In Europa occidentale, il solo marchio Fiat ha immatricolato il mese scorso 94.836 unità, in aumento del 5,7% rispetto ad aprile 2008. Il marchio Lancia scende dell’1,2% (a 10.769 unità) e Alfa Romeo avanza del 5%, a 10.043 unità.  Abbiamo sempre pensato che fosse un errore di prospettiva lamentarsi di una Fiat che può diventare "grande nel mondo" e "piccola in Italia". Lo ricordiamo ai dirigenti della Fiom, i soli che almeno hanno avuto il coraggio di dire alla luce del sole quello che in tanti pensano e che hanno sperato potesse realizzarsi. Per Rinaldini e soci, il fallimento del negoziato è stato un fatto positivo perché "mette in sicurezza" gli stabilimenti italiani, quello di Pomigliano d’Arco e di Termini Imerese innanzi tutto. Eppure è noto che, in futuro, le aziende produttrici di automobili, nel mondo, si ridurranno, al massimo, al numero delle dita di una mano. E si aprirà quindi una dura lotta per la sopravvivenza che avrà come condizione necessaria il recupero di competitività. Ormai non è più soltanto una questione di costi, ma anche di qualità del prodotto. Ed è sulla qualità ecologica del prodotto che la Fiat ha vinto la sfida che gli ha consentito di valicare non solo le Alpi (come diceva l’Avvocato), ma anche l’Oceano. Non sarà mai possibile infatti avere – in paesi come l’India e la Cina – una diffusione dell’auto paragonabile a quella esistente negli Usa e in Europa senza compiere quel salto tecnologico in grado di rendere compatibile lo sviluppo della motorizzazione e la salvaguardia dell’ambiente.

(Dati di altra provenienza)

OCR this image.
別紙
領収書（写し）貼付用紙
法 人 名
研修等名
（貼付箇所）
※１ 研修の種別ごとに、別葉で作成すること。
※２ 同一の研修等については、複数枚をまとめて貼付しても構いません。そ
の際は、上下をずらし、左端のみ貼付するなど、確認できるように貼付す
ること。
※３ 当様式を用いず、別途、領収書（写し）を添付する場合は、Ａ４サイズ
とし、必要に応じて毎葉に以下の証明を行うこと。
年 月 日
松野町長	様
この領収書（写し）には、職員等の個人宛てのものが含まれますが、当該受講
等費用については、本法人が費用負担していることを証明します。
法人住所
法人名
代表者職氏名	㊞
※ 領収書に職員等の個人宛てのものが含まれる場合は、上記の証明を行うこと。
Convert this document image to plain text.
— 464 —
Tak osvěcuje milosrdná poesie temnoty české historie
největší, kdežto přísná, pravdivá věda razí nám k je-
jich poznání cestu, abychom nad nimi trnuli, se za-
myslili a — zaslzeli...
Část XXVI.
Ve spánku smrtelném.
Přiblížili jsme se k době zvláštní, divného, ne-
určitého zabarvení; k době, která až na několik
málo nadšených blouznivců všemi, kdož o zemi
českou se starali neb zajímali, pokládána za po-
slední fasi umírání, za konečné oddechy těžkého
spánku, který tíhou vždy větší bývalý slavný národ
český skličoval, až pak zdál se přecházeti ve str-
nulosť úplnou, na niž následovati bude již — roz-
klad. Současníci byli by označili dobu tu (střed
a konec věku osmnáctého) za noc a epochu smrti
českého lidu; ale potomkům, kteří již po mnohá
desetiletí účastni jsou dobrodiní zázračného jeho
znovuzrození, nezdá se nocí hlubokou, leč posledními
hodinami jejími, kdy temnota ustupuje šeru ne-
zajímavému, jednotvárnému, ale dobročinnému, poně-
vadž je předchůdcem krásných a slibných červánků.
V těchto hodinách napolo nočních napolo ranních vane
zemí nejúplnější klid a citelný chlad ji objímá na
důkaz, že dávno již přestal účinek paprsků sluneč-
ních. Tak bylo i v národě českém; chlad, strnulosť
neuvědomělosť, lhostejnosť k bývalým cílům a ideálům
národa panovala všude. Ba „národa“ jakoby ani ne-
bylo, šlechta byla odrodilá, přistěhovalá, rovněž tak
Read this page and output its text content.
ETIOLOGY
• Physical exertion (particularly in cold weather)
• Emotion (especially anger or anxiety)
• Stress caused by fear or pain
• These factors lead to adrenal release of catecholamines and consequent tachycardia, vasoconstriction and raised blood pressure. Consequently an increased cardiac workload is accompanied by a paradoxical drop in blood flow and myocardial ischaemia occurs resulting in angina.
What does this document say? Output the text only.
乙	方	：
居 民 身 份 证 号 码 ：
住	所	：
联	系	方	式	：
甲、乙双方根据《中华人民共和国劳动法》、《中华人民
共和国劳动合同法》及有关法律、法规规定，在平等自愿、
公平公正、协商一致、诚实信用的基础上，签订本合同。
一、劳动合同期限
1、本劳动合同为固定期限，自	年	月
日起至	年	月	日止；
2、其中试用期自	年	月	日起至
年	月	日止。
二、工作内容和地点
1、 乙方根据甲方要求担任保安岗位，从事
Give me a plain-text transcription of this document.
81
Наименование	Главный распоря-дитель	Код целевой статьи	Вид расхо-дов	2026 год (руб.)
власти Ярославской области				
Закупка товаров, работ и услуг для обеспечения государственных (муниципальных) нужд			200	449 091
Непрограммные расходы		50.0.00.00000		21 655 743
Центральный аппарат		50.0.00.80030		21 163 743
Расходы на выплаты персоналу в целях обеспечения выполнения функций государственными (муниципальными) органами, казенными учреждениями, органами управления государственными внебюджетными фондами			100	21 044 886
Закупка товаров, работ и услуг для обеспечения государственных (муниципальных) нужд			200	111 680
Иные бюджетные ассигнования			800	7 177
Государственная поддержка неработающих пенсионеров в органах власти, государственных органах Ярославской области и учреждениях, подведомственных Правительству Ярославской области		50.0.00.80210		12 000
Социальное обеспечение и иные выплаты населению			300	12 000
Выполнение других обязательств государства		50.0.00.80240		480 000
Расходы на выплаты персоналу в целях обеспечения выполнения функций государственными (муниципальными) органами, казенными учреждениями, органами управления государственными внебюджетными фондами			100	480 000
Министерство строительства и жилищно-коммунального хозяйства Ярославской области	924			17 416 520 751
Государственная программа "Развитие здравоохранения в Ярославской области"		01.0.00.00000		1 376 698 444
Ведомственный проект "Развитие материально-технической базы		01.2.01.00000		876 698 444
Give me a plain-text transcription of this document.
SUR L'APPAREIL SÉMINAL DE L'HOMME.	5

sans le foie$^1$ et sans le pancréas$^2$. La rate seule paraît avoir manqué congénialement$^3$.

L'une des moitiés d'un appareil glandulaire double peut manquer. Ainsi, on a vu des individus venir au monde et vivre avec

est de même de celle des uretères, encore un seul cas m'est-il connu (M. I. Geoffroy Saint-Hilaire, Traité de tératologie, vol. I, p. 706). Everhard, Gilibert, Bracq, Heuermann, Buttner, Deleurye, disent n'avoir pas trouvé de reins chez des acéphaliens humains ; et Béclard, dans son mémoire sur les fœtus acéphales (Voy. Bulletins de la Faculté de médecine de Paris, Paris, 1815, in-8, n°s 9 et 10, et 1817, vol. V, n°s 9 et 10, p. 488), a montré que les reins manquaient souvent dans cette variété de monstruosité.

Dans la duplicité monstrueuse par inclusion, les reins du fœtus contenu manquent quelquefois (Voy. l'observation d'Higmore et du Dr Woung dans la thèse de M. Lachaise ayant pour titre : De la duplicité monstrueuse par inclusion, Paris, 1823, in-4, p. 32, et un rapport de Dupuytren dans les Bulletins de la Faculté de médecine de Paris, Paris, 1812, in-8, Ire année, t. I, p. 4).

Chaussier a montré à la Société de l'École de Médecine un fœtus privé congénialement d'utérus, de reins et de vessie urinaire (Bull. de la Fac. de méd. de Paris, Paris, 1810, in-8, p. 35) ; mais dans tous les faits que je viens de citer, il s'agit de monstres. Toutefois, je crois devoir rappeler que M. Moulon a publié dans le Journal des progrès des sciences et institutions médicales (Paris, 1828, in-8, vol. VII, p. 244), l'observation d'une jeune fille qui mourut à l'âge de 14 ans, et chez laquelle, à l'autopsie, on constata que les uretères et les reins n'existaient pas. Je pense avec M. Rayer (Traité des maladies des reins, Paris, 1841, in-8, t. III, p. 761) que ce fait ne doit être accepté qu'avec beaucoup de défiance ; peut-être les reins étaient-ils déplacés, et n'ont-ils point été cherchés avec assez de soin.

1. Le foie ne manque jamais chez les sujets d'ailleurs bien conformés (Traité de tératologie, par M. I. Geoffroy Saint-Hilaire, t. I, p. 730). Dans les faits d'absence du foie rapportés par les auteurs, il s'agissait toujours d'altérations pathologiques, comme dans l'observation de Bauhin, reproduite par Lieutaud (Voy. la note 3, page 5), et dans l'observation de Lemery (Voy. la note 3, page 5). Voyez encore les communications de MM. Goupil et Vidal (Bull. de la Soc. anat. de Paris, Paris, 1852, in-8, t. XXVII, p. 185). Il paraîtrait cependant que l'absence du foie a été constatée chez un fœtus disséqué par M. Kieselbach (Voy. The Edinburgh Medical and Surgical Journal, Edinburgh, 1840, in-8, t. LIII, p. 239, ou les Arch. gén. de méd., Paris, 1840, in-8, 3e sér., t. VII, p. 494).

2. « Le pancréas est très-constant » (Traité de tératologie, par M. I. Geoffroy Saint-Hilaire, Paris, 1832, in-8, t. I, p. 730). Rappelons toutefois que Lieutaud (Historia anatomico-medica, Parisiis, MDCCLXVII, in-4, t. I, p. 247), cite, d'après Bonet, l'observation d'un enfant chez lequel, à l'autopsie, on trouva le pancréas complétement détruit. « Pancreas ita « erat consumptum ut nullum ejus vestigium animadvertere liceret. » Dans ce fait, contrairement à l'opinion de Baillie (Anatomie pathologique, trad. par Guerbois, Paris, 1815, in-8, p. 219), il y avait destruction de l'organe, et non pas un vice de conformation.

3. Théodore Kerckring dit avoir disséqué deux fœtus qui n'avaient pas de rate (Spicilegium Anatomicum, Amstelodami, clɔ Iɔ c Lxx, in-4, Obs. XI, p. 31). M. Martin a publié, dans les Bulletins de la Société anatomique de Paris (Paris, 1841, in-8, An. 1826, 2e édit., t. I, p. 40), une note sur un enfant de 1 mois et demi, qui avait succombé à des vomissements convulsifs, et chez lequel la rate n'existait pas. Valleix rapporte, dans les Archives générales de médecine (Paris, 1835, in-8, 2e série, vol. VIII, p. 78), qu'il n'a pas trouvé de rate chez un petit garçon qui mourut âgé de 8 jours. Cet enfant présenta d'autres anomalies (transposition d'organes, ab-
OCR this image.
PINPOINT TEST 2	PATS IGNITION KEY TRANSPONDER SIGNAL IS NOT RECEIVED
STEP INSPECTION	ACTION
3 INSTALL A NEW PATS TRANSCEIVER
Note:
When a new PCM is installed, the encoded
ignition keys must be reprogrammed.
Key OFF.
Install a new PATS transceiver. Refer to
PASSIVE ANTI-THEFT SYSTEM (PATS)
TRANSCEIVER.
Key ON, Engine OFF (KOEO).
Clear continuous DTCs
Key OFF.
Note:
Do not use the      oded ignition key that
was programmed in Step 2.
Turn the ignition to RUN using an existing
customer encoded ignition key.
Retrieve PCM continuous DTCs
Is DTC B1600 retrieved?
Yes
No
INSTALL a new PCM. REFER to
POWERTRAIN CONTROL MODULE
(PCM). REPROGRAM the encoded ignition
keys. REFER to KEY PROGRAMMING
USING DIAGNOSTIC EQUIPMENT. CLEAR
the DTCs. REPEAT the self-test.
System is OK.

I (pochi) colossi di un futuro ormai prossimo potranno reggere la sfida ad alcune precise condizioni, la più importante delle quali risiede nella piena valorizzazione della dimensione multinazionale delle imprese.

 In sostanza, le grandi holding dell’auto del futuro dovranno avere stabilimenti nelle aree strategiche del mondo, laddove è attesa un’esplosione dei mercati. Prima ancora che una comprensibile esigenza di disponibilità delle reti commerciali e dei trasporti, resta decisivo un problema di costi concorrenti.

Nell’industria dell’auto il costo del lavoro continua ad avere un rilievo determinante nella battaglia per la competitività sui mercati internazionali. Delocalizzare non significa – necessariamente e sempre – privare del lavoro gli operai italiani o francesi o tedeschi, ma poter applicare ai lavoratori dell’Europa benestante dei contratti di lavoro e dei sistemi di welfare che altrimenti sarebbero insostenibili. In sostanza, possiamo permetterci le nostre condizioni di lavoro e di vita soltanto perché in altre parti del mondo vi sono lavoratori che producono per le nostre imprese a costi più ridotti. E’ normale che il settore manifatturiero si sposti continuamente alla ricerca di condizioni più vantaggiose nell’utilizzo della forza lavoro. Tutto ciò premesso, fallito il terzo punto di appoggio della multinazionale Fiat Group, Sergio Marchionne è alla ricerca di altre soluzioni in grado di riequilibrare nel Vecchio Continente il passo compiuto nel nuovo. Speriamo che ci riesca. E che – se occorre e viene sollecitato – il Governo gli dia una mano.